Rastogi references a Dutch study that ranked Dutch made tofu slightly worse than Dutch raised chicken. She then takes a stab at adjusting the results for the US and decides that US tofu is probably better than chicken, but not dramatically. The change is mostly because the dutch get beans from South America.
The Dutch study is worth a look, even if the results cannot be translated directly to the US. It covers every protein source from veggie patties, to cheese, to fish and back. A quick look at the graphs (I haven't read the whole thing) revealed to surprises to me. First, cheese is horrible in this regard. Second, lamb is the worst thing ever. Which is too bad, because I wanted lamb to be a earth friendlier alternative to beef. Ah, well, I guess I'll have to live with the guilt.

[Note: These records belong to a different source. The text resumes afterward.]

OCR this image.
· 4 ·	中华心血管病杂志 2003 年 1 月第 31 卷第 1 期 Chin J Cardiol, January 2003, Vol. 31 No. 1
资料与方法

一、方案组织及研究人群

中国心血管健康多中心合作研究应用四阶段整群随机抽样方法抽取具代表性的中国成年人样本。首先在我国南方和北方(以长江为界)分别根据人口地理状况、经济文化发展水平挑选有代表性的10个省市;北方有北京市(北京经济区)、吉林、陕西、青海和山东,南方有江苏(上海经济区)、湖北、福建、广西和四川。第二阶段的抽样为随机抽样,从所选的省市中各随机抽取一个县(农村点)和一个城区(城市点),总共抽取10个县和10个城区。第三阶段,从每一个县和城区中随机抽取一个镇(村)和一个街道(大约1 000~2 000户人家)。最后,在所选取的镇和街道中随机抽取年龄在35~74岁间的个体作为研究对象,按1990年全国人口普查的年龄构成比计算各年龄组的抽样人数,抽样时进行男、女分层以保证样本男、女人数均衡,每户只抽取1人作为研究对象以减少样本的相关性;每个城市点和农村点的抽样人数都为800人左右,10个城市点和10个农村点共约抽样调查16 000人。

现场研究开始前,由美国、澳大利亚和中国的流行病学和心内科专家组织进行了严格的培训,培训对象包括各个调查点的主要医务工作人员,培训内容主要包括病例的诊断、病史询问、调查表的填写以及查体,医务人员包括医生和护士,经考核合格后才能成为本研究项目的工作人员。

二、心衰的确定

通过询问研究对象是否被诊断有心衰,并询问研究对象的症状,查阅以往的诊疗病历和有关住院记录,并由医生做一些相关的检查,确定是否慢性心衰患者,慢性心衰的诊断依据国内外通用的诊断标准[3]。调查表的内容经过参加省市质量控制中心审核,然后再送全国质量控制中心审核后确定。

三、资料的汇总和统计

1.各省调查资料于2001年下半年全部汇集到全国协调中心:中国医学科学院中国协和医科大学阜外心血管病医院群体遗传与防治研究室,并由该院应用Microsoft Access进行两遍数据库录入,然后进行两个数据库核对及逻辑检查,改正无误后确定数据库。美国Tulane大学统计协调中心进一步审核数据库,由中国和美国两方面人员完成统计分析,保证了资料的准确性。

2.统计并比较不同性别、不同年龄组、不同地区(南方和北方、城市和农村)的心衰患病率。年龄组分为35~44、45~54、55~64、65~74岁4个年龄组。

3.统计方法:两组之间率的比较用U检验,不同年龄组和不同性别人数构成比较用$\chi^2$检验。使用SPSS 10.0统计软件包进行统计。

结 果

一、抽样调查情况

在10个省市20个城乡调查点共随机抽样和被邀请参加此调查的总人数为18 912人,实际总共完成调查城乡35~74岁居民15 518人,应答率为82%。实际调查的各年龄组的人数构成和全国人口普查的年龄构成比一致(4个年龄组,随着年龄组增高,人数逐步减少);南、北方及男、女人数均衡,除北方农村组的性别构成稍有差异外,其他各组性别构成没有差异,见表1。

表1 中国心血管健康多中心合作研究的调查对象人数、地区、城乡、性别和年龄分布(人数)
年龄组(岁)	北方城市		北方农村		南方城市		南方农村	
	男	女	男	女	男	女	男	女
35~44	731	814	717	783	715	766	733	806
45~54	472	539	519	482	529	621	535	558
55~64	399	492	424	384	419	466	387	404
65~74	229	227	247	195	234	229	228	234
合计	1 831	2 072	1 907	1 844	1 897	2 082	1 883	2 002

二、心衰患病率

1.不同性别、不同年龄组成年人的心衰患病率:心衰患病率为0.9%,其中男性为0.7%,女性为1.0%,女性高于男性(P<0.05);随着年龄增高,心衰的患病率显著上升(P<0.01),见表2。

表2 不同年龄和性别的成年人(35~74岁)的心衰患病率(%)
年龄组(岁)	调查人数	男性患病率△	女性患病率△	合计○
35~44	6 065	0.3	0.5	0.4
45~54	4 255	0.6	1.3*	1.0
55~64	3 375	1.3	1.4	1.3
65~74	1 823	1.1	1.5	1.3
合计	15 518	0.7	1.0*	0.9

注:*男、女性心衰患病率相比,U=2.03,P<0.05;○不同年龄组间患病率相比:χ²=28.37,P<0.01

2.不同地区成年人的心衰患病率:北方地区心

Eggs, nuts, chicken, tofu, and most fish are all about the same. Milk is a slightly better and local seafood is even better than milk. Their numbers also indicate that cutting out dairy reduces greenhouse gasses as much as going meatless. That must be mostly the cheese.
Keep in mind that this is a Dutch study and the focus is greenhouse gasses. So if, like me, your concern extends to other pollutants and effects, don't treat these numbers as gospel. However, I haven't seen anything else half as useful.